Jakarta, ebcmedia.id – Sidang lanjutan kasus dugaan korupsi di Lembaga Pembiayaan Ekspor Indonesia (LPEI) kembali digelar di Pengadilan Tipikor Jakarta, Jumat (17/10/2025), dengan agenda mendengarkan keterangan dua ahli yang dihadirkan oleh Jaksa Penuntut Umum (JPU).
Dua ahli yang dihadirkan yakni Dr. Made Gde Subha Karma Resen, S.H., M.Kn., dosen Universitas Udayana Bali dan ahli hukum perdata bisnis korporasi, serta Endang Kusmana dari Badan Pengawasan Keuangan dan Pembangunan (BPKP).
Sidang berlangsung dinamis dengan sejumlah pertanyaan tajam dari tim kuasa hukum terdakwa Jimmy Masrin, terutama mengenai batas antara ranah hukum perdata dan pidana dalam kasus pinjam-meminjam dana di LPEI.
Dalam sidang, Dr. Made Gde Subha Karma Resen menjelaskan bahwa konsep perbuatan melawan hukum (PMH) memiliki dua doktrin besar dalam ranah pidana dan perdata yang tidak boleh dicampuradukkan.
Kuasa hukum terdakwa menanyakan, apakah dalam praktik pinjam-meminjam uang yang mengalami masalah dapat digeser menjadi pidana, atau tetap merupakan persoalan perdata.
Ahli menegaskan bahwa perbuatan dalam perjanjian pinjam-meminjam pada dasarnya termasuk ranah hukum perdata, kecuali terbukti ada unsur kesengajaan atau kelalaian berat yang menimbulkan kerugian publik.
“Ketidaktahuan terhadap suatu hal dalam perjanjian bukan dasar pembenar atas tindakan yang dilakukan. Prinsipnya, para pihak dianggap memahami isi dan konsekuensi hukum dari perjanjian yang dibuat,” jelas Made Gde di hadapan majelis hakim.

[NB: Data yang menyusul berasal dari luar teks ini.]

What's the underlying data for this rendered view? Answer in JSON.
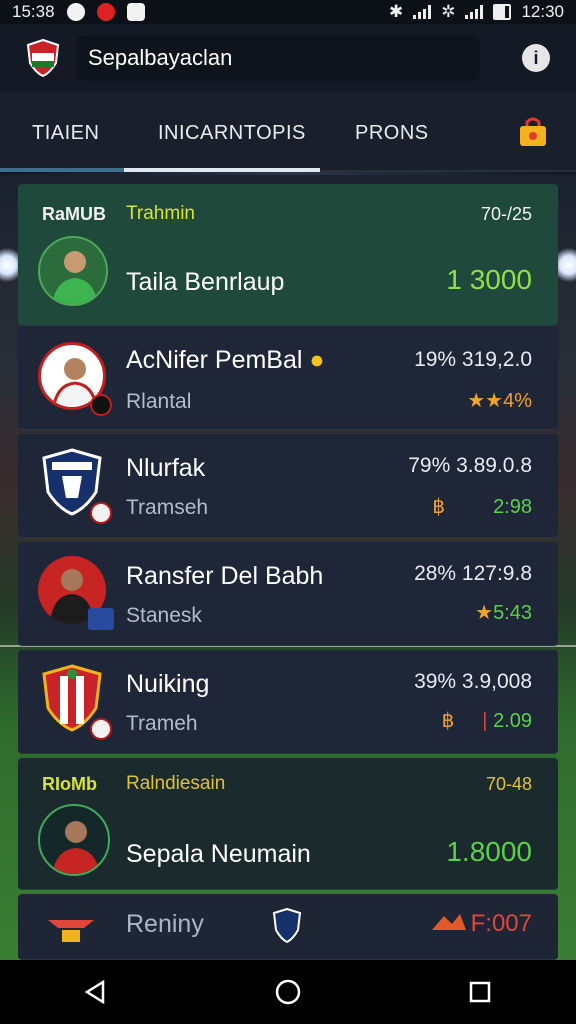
{
  "status_bar": {
    "time_left": "15:38",
    "time_right": "12:30"
  },
  "app_bar": {
    "search_value": "Sepalbayaclan"
  },
  "tabs": [
    {
      "label": "TIAIEN"
    },
    {
      "label": "INICARNTOPIS"
    },
    {
      "label": "PRONS"
    }
  ],
  "featured_top": {
    "left_label": "RaMUB",
    "mid_label": "Trahmin",
    "right_label": "70-/25",
    "name": "Taila Benrlaup",
    "value": "1 3000"
  },
  "rows": [
    {
      "name": "AcNifer PemBal",
      "sub": "Rlantal",
      "stat": "19% 319,2.0",
      "pts": "4%",
      "pts_prefix": "★★"
    },
    {
      "name": "Nlurfak",
      "sub": "Tramseh",
      "stat": "79% 3.89.0.8",
      "pts": "2:98",
      "pts_prefix": "฿"
    },
    {
      "name": "Ransfer Del Babh",
      "sub": "Stanesk",
      "stat": "28% 127:9.8",
      "pts": "5:43",
      "pts_prefix": "★"
    },
    {
      "name": "Nuiking",
      "sub": "Trameh",
      "stat": "39% 3.9,008",
      "pts": "2.09",
      "pts_prefix": "฿"
    }
  ],
  "featured_bottom": {
    "left_label": "RIoMb",
    "mid_label": "Ralndiesain",
    "right_label": "70-48",
    "name": "Sepala Neumain",
    "value": "1.8000"
  },
  "partial_row": {
    "name": "Reniny",
    "value": "F:007"
  },
  "colors": {
    "accent_green": "#5ad14a",
    "accent_yellow": "#d7e23a",
    "star_orange": "#f2a22a",
    "card_bg": "#1e2637",
    "featured_bg": "#1f4a3b",
    "danger_red": "#e0463a"
  },
  "icons": {
    "info": "info-icon",
    "action": "shopping-bag-icon",
    "nav": [
      "back-icon",
      "home-icon",
      "recents-icon"
    ]
  }
}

Masih dalam sidang yang sama, kuasa hukum juga menyinggung doktrin “piercing the corporate veil”, yang dalam hukum perdata digunakan untuk menembus tanggung jawab korporasi hingga ke individu pengurusnya.
Ahli menjelaskan bahwa doktrin tersebut berasal dari hukum privat, dan tidak serta-merta bisa ditarik ke ranah pidana, kecuali ada bukti nyata adanya tindak pidana yang disengaja.

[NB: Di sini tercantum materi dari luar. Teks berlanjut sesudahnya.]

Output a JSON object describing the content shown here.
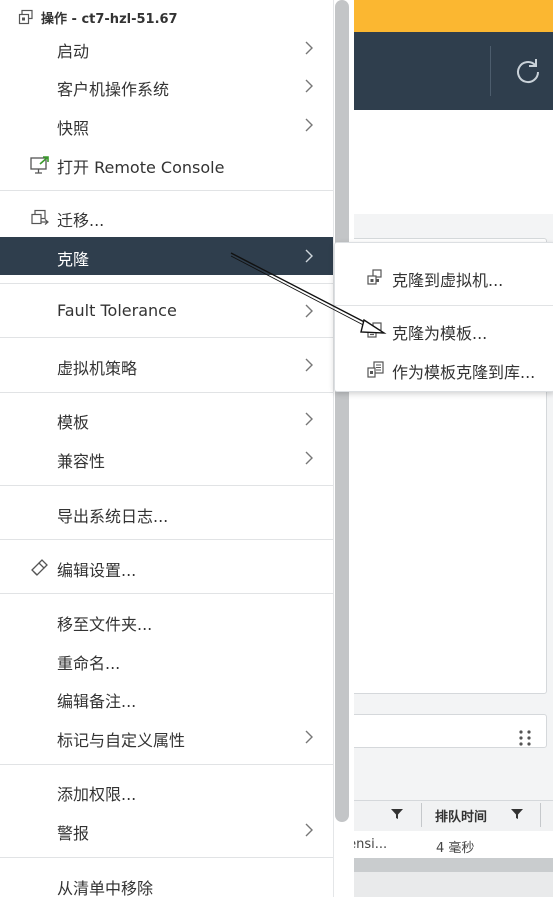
{
  "menu": {
    "header": "操作 - ct7-hzl-51.67",
    "items": [
      {
        "label": "启动",
        "submenu": true
      },
      {
        "label": "客户机操作系统",
        "submenu": true
      },
      {
        "label": "快照",
        "submenu": true
      },
      {
        "label": "打开 Remote Console",
        "submenu": false,
        "icon": "remote-console-icon"
      },
      {
        "label": "迁移...",
        "submenu": false,
        "icon": "migrate-icon"
      },
      {
        "label": "克隆",
        "submenu": true,
        "active": true
      },
      {
        "label": "Fault Tolerance",
        "submenu": true
      },
      {
        "label": "虚拟机策略",
        "submenu": true
      },
      {
        "label": "模板",
        "submenu": true
      },
      {
        "label": "兼容性",
        "submenu": true
      },
      {
        "label": "导出系统日志...",
        "submenu": false
      },
      {
        "label": "编辑设置...",
        "submenu": false,
        "icon": "edit-settings-icon"
      },
      {
        "label": "移至文件夹...",
        "submenu": false
      },
      {
        "label": "重命名...",
        "submenu": false
      },
      {
        "label": "编辑备注...",
        "submenu": false
      },
      {
        "label": "标记与自定义属性",
        "submenu": true
      },
      {
        "label": "添加权限...",
        "submenu": false
      },
      {
        "label": "警报",
        "submenu": true
      },
      {
        "label": "从清单中移除",
        "submenu": false
      }
    ]
  },
  "submenu": {
    "items": [
      {
        "label": "克隆到虚拟机...",
        "icon": "clone-to-vm-icon"
      },
      {
        "label": "克隆为模板...",
        "icon": "clone-to-template-icon"
      },
      {
        "label": "作为模板克隆到库...",
        "icon": "clone-to-library-icon"
      }
    ]
  },
  "background": {
    "table": {
      "column_queue_time": "排队时间",
      "cell_1": "tensi...",
      "cell_2": "4 毫秒"
    }
  },
  "colors": {
    "active_bg": "#2f3e4d",
    "header_yellow": "#fbb731",
    "text": "#333333"
  }
}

Selain itu, pembahasan juga menyentuh prinsip business judgement rule yang memberi perlindungan hukum kepada direksi dan komisaris ketika mengambil keputusan bisnis dengan itikad baik, meskipun hasilnya berujung kerugian.
“Kerugian dalam dunia bisnis tidak selalu berarti kesalahan hukum. Selama keputusan diambil dengan hati-hati dan jujur, maka direksi tetap dilindungi oleh business judgement rule,” ujar Made Gde.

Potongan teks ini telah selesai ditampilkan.